Leseprobe aus: "Tausend Tage Wohnmobil - In drei Jahren durch Amerika, Australien und Neuseeland"

 

Tasmanien

Im eigenen Wohnmobil durch Tasmanien

Es gibt ja fast nichts, was richtige Wissenschaftler nicht des Erforschens wert fänden, aber so richtig interessant wird etwas erst, wenn es bereits ausgerottet, ausgestorben, oder zumindest vom Aussterben bedroht ist. Dankbare Studien­objekte sind auch bedrohte Naturvölker, weshalb sich Ethologen, Ethnologen und sonstige Gelehrte mit Vorliebe bei den letzten Yanomamis am Amazonas tummeln.
Seit
 die Aborigines nicht mehr zum Abschuss freigegeben sind und sich deshalb wieder vermehren, sind sie statt interessant eher lästig. In Tasmanien allerdings, wo man mit dem Ausrotten wesentlich gründlicher war, hat die letzte reinrassige tasmanische Aboriginalfrau bereits 1876 das Zeitliche gesegnet. Ihr Skelett gelangte daraufhin posthum zu allerhöchsten Ehren und wurde im Dienste der Wissenschaft genauestens gewogen, vermessen und studiert.
Ebenso erging es dem Tasmanischen Tiger, der eigentlich kein Tiger, sondern ein Beutelwolf ist, bzw. war. Seit das letzte Exemplar in den Dreißiger Jahren in einem Zoo in Hobart einging, ist diese Spezies vom schafereißenden Untier schon beinahe zum Wappentier aufgestiegen und ziert neuerdings sogar tasmanische Autonummern. Allerdings hofft die Wissenschaft, dass in der undurchdringlichen Wildnis Westtasmaniens noch einige Exemplare zu Studienzwecken überlebt haben könnten. Berichten zufolge soll nämlich immer wieder einmal ein Tasmanischer Tiger gesichtet worden sein.
Auch
 Peter mit seinem Faible für Rares und Seltenes ist ganz wild auf einen dieser falschen Tiger.
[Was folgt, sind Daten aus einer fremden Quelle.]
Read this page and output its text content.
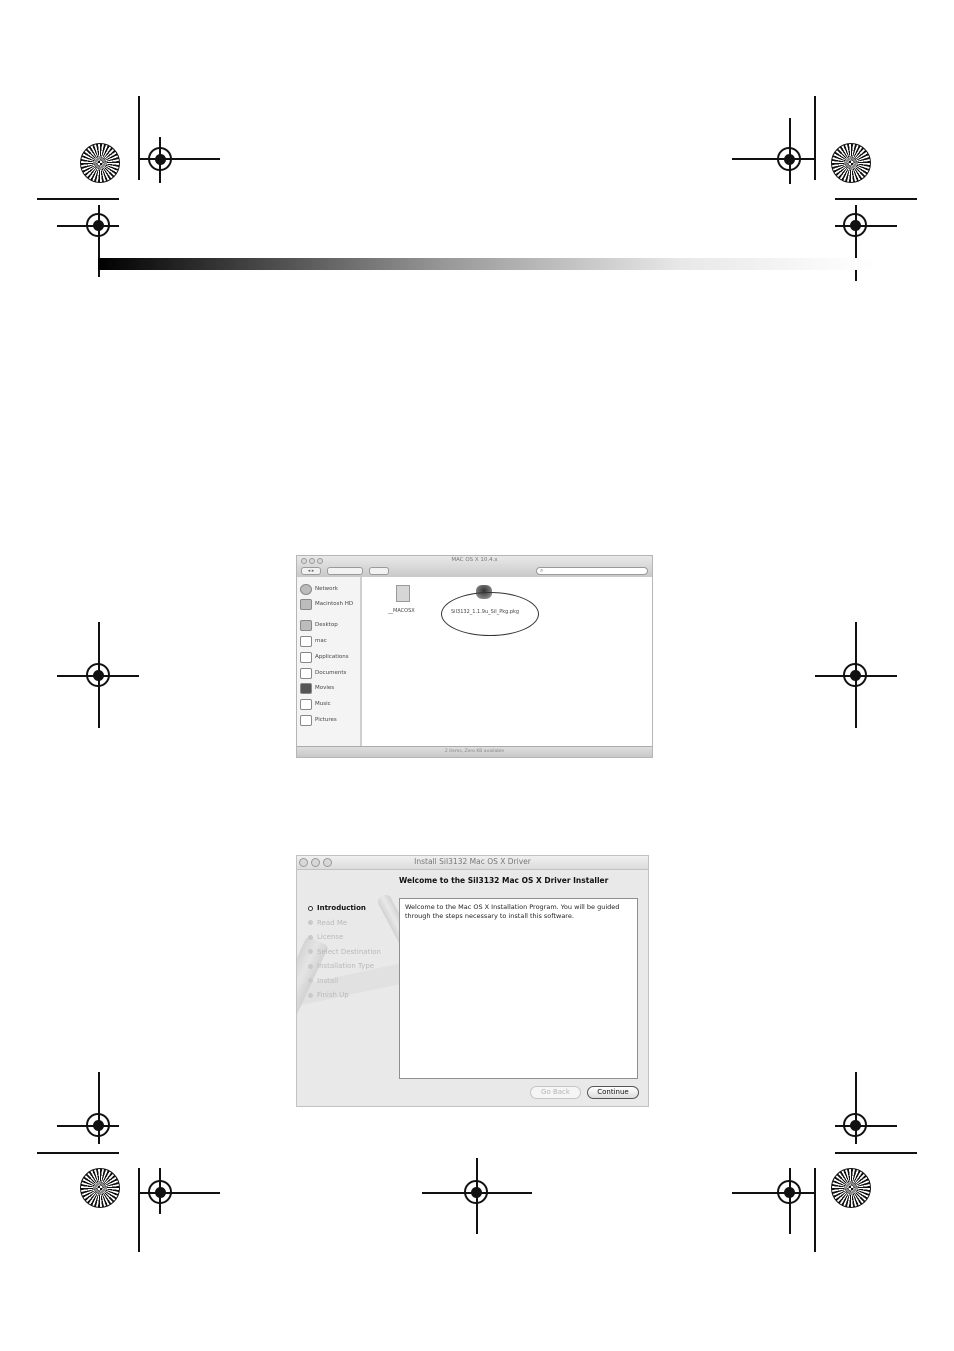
MAC OS X 10.4.x
◂ ▸	⌕
Network
Macintosh HD
Desktop
mac
Applications
Documents
Movies
Music
Pictures
__MACOSX	SiI3132_1.1.9u_SiI_Pkg.pkg
2 items, Zero KB available
Install SiI3132 Mac OS X Driver
Welcome to the SiI3132 Mac OS X Driver Installer
Introduction
Read Me
License
Select Destination
Installation Type
Install
Finish Up
Welcome to the Mac OS X Installation Program. You will be guided through the steps necessary to install this software.
Go Back	Continue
Ihm reicht jedoch einer aus Blech, weshalb er gleich am Morgen nach unserer Ankunft im tasmanischen Devonport beim Service Tasmania aufkreuzt, wo Autos angemeldet, und die Schilder abgemeldeter Autos ab­gegeben werden müssen. Die Story vom Wohnmobil-Welt­reisenden, der solch seltene Licence Plates wie den Eisbären aus den kanadischen Northwest Territories sammelt, beeindruckt die Tassie-Beamten ungemein. Auch, dass er an den Nummernschildern der dicht besiedelten Staaten wie Victoria oder New South Wales nicht interessiert ist, schmeichelt den Bewohnern der kleinen Apfelinsel. Nur - sie dürfen die Schilder nicht einfach so herausrücken, das wäre illegal. Wenn Peter ein Paar mit den begehrten Tasmanischen Tigern haben möchte, bräuchte er eine offizielle Sammlerlizenz! Ein Paar? Wer redet denn von einem Paar? Peter will doch nur ein einziges, als Souvenir an das schöne Tasmanien! Ja wenn das so ist, ist die ganze Sache nur noch halb so illegal - und mit den besten Wünschen für das bevorstehende Weihnachtsfest greift die Beamtin hinter sich ins Regal und drückt Peter ein besonders gut erhaltenes Exemplar mit dem begehrten Tiger in die Hand. Die Tassies haben daraufhin vom ersten Tag an bei Peter einen dicken Stein im Brett.